So you’ve finally decided that it’s time to spruce up the outside of the house with a fresh coat of paint. Well before you have the paint mixed and start dragging out the ladders and brushes, you need to take some time getting the house ready. The more time and effort you put into proper preparation, the easier your painting tasks will be and, even more importantly, the longer the paint job will last.
All of the steps involved in preparing a house for painting also require some precautions that are serious enough that they can’t be ignored. Eye protection is essential to guard against dust and flying paint chips, and you need to wear a dust mask or respirator for protection against dust inhalation while sanding.
If you own an older house, you need to very aware of the potential dangers posed by lead paint. Prior to the government’s ban on lead paint in 1978, many homes were painted with materials containing lead, and sanding or scraping lead paint can pose some serious health risks. If you have a home that was built prior to the early 1980s and you suspect that your house has lead paint, be sure to have it tested prior to undertaking any paint repairs. You can get more information from the Environmental Protection Agency at www.epa.gov/lead/ or by calling the National Lead Information Center (NLIC) at 1-800-424-LEAD (5323).
FIX IT AND CLEAN IT
First, you need to complete any necessary repairs. If the weather has rotted or splintered siding or trim boards, for example, they need to be replaced or re-secured before proceeding. This includes repairs to windows and doors, weatherstripping, roofing and any other damaged areas. Don’t think that fresh paint over a cracked board is going to be the answer — you’re just asking for trouble down the road.
The next step is to clean the house, which removes surface dirt that will prevent the new paint from sticking well, and will help expose areas of peeling or damaged paint that require additional attention. You can use a garden hose or a pressure washer, but stick to a wide spray nozzle that doesn’t concentrate a strong stream of water onto the siding. Most pressure washers have soap injectors, which allow a small amount of soap to be mixed with the water stream — that may help if the house is particularly dirty. Use a soft- or medium-bristle nylon brush on a pole for best dirt removal.
Now you need to remove any loose or peeling paint, working back until you are certain you’re into undamaged paint that is well adhered to the underlying surface. There’s really no easy way to accomplish this — it just takes time and elbow grease. One tried and true method is to use a paint scraper. Hold the scraper at a low angle, relatively parallel with the board you’re scraping, and work with short, firm strokes to scrape the paint off. Work with the grain of the wood to avoid raising grain fibers, and be careful not to dig into the wood’s surface.
Another option is to use a sander. For small areas, a pad or belt sander will work fine.

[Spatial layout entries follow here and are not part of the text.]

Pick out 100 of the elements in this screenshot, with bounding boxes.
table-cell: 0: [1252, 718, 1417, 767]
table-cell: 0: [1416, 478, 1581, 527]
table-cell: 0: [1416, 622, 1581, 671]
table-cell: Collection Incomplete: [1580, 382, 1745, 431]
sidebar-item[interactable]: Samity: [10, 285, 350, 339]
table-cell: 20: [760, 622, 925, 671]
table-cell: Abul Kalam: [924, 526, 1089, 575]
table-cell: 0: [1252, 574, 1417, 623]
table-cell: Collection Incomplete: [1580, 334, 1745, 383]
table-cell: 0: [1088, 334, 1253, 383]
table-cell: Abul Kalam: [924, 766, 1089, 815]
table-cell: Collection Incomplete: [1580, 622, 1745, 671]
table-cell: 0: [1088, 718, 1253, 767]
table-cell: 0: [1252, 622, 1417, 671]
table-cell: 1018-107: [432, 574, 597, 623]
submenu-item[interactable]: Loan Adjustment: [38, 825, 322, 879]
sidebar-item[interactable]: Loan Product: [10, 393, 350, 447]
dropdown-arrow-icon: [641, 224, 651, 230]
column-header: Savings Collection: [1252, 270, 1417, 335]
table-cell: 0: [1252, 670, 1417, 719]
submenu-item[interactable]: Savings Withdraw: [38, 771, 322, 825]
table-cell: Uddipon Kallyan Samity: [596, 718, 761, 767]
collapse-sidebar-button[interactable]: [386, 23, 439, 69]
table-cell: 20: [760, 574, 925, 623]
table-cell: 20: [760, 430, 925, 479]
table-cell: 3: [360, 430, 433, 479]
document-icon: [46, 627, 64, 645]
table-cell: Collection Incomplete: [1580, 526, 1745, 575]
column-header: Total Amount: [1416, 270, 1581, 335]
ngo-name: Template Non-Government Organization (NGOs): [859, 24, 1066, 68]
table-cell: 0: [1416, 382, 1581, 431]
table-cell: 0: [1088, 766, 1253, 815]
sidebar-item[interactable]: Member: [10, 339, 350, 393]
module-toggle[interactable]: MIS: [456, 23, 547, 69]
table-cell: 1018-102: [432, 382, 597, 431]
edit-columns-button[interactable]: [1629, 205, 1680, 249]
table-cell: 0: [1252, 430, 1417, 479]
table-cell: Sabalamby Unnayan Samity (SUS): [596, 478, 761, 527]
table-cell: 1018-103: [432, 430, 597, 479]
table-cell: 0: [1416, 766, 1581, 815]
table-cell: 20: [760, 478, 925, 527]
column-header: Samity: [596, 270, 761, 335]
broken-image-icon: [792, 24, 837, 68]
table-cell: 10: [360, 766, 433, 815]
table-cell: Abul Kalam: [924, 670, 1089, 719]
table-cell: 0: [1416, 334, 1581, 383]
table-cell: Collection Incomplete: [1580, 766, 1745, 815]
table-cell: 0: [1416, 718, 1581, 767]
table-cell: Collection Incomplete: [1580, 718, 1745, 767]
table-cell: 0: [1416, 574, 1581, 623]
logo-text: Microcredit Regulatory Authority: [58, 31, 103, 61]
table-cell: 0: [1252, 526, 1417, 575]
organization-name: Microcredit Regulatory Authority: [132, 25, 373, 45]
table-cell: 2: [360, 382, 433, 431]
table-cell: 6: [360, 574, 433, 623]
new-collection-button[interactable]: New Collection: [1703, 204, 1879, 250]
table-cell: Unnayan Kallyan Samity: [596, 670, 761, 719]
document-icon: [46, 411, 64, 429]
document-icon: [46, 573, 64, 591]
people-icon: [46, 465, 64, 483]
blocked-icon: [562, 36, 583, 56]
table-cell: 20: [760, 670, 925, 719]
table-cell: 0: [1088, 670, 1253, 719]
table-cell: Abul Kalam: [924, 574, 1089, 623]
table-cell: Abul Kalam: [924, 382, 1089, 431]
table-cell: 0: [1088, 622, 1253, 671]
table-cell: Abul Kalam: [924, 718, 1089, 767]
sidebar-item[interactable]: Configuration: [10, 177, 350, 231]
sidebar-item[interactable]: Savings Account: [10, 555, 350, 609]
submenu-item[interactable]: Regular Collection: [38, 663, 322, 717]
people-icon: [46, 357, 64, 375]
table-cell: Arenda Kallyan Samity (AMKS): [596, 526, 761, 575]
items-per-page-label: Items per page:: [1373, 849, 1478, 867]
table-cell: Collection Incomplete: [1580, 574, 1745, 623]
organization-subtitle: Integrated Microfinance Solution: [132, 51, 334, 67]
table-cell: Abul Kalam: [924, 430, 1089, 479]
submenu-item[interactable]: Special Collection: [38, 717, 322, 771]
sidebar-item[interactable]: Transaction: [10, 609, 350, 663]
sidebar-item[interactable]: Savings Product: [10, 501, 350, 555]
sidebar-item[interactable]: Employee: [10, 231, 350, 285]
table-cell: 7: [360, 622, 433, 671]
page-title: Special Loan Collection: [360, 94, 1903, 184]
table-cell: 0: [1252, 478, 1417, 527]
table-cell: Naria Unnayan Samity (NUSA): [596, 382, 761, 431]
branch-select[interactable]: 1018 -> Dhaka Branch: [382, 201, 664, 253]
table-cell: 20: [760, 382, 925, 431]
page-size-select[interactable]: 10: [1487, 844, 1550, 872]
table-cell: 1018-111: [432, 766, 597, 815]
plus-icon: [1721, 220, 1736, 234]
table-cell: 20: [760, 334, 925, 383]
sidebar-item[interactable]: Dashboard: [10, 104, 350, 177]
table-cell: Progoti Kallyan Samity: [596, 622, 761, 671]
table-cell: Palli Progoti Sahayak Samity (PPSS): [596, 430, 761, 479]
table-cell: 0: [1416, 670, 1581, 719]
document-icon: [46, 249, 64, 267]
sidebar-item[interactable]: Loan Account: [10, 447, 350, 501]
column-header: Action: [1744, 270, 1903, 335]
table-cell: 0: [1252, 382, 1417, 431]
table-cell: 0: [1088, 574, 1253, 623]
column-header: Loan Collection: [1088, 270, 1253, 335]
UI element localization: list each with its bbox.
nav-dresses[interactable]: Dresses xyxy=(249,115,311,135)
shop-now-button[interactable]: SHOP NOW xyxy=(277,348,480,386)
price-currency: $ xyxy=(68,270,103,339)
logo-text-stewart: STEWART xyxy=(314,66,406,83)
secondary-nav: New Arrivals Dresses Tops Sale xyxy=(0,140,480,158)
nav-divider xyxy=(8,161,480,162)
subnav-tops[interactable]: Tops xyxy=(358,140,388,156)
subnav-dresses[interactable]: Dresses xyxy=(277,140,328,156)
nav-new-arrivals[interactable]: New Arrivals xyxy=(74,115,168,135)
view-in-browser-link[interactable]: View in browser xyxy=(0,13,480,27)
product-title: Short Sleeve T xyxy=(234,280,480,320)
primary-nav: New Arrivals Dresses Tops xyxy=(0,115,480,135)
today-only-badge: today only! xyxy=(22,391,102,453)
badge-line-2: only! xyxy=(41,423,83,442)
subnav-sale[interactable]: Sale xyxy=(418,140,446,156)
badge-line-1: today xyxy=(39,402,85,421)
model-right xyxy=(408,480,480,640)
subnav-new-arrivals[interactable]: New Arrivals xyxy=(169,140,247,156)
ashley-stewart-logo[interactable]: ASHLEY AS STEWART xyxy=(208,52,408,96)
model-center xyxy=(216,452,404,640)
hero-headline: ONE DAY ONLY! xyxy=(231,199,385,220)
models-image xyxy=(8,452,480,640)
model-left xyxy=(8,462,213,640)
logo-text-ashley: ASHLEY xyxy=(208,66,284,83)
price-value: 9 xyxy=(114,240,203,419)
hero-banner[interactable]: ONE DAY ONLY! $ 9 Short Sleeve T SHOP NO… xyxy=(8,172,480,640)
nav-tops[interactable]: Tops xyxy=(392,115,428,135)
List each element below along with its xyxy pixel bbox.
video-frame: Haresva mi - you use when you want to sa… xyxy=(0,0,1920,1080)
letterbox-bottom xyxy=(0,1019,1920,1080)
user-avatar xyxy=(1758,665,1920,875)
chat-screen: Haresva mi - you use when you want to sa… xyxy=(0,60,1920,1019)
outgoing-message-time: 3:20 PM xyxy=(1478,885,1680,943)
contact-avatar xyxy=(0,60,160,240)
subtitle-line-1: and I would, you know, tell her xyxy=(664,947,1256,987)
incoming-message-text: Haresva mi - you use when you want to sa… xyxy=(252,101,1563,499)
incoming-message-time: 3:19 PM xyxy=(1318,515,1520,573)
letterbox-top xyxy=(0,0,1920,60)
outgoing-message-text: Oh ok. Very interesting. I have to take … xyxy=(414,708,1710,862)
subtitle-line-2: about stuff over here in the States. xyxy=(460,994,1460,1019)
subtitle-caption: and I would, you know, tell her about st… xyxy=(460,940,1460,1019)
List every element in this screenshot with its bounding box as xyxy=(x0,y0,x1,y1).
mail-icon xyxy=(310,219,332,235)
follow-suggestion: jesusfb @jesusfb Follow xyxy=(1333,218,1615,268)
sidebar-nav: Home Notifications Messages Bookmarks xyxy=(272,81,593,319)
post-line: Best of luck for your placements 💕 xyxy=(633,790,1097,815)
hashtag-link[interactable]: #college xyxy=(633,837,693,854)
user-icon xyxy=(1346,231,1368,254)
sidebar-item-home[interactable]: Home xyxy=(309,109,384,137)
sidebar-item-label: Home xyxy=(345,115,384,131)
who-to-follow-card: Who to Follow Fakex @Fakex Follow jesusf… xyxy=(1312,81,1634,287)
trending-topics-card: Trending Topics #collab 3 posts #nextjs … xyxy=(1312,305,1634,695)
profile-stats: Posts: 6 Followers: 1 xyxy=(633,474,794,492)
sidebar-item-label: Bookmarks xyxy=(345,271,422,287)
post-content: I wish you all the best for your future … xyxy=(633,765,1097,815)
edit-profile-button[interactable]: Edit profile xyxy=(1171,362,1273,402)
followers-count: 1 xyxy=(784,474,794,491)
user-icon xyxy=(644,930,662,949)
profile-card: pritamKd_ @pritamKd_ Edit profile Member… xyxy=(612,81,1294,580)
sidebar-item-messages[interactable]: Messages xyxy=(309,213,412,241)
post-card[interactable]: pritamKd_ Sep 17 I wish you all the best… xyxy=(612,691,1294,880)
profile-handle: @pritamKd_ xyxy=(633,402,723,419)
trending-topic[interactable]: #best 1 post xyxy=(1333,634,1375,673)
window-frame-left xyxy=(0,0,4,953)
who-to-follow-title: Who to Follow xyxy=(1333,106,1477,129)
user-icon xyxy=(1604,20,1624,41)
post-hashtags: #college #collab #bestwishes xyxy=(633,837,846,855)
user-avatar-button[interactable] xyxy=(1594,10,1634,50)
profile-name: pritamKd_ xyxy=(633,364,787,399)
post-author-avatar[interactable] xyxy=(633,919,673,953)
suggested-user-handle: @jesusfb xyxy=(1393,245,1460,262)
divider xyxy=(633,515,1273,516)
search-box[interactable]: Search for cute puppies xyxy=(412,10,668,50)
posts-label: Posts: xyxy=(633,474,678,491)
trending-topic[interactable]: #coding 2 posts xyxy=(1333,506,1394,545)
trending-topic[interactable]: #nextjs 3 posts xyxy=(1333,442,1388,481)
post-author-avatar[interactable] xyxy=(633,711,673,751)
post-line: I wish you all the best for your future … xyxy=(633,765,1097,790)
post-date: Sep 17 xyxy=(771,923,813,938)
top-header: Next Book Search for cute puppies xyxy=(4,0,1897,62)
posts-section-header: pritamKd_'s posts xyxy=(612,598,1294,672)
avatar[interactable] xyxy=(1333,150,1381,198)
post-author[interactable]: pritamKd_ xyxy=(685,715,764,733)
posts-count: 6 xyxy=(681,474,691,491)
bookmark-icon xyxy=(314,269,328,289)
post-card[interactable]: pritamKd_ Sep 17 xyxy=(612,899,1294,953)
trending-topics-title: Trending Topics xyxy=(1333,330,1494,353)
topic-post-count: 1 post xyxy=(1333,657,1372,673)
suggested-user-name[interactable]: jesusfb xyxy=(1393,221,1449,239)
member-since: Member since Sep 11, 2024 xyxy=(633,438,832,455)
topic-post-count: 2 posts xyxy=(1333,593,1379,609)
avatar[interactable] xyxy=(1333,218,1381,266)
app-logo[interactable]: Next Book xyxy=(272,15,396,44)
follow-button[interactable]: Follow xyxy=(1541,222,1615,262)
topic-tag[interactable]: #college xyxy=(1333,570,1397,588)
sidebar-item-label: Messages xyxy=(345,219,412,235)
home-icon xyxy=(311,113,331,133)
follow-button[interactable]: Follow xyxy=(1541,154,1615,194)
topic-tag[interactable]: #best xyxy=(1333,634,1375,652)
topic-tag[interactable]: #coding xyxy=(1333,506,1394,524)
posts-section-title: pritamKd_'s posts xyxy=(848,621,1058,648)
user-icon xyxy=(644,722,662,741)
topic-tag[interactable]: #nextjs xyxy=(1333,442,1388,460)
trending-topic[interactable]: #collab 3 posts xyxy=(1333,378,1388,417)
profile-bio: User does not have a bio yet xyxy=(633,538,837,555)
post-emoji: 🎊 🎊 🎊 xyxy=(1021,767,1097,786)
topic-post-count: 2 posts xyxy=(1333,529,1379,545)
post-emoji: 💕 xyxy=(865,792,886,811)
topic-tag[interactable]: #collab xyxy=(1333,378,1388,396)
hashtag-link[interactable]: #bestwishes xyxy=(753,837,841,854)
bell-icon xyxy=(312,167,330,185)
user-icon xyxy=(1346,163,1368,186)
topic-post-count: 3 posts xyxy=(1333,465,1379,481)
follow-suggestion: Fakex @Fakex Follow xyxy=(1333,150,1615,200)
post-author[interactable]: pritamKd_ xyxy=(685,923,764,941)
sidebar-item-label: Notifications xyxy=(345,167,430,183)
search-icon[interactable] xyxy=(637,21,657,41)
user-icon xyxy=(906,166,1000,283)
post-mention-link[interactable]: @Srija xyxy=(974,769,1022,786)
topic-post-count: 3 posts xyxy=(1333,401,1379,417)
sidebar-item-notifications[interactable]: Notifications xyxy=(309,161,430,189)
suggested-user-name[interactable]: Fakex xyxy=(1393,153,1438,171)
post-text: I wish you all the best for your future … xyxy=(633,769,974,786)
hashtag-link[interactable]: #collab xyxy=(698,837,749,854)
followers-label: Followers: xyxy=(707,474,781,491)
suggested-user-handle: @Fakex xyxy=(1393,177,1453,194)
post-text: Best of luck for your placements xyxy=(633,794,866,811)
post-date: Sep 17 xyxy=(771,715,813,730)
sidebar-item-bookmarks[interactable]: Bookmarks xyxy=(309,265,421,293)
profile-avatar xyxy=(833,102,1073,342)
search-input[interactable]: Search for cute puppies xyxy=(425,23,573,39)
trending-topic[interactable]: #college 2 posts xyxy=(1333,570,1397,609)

For larger areas, you might consider renting a disk sander that is specially designed for paint removal. Either way, sand only enough to remove the loose paint — well-adhered paint can remain, and you want to be sure you don’t sand down into the siding itself.
Avoid the temptation to use a pressure washer to remove the loose paint. Getting a strong enough water stream to be effective at removing paint requires the use of a small nozzle that really concentrates the water pressure, which in turn can damage the siding and drive moisture deep into it.
If the siding, trim or other surfaces you’re working on have been painted several times in the past, when you have scraped down to bare wood you may notice that the surrounding areas of existing paint are considerably higher than the surface of the wood. This will show through your final paint job, so take some sandpaper and feather the sharp edges of the old paint so that it blends more smoothly down to the bare wood areas.
Make sure all the surfaces are completely dry, both from washing and from the effects of winter weather. Painting over damp wood will simply cause the paint to fail prematurely.
Now, apply a good-quality primer over any bare spots. Use a primer that is compatible with the final paint you’ll be using, and that is compatible with the surface material (wood, brick, concrete, etc.). Your paint store can assist you with selecting the best primer for your particular application. For areas that are very dry or badly weathered, apply two coats of primer to equalize paint absorption with the rest of the siding.
Finally, re-caulk any areas that require it, closing up all the gaps in the siding and trim before painting. If you have done a lot of sanding and scraping, a light final washing may be required to remove residual dust. Once again, be sure the house is completely dry before painting.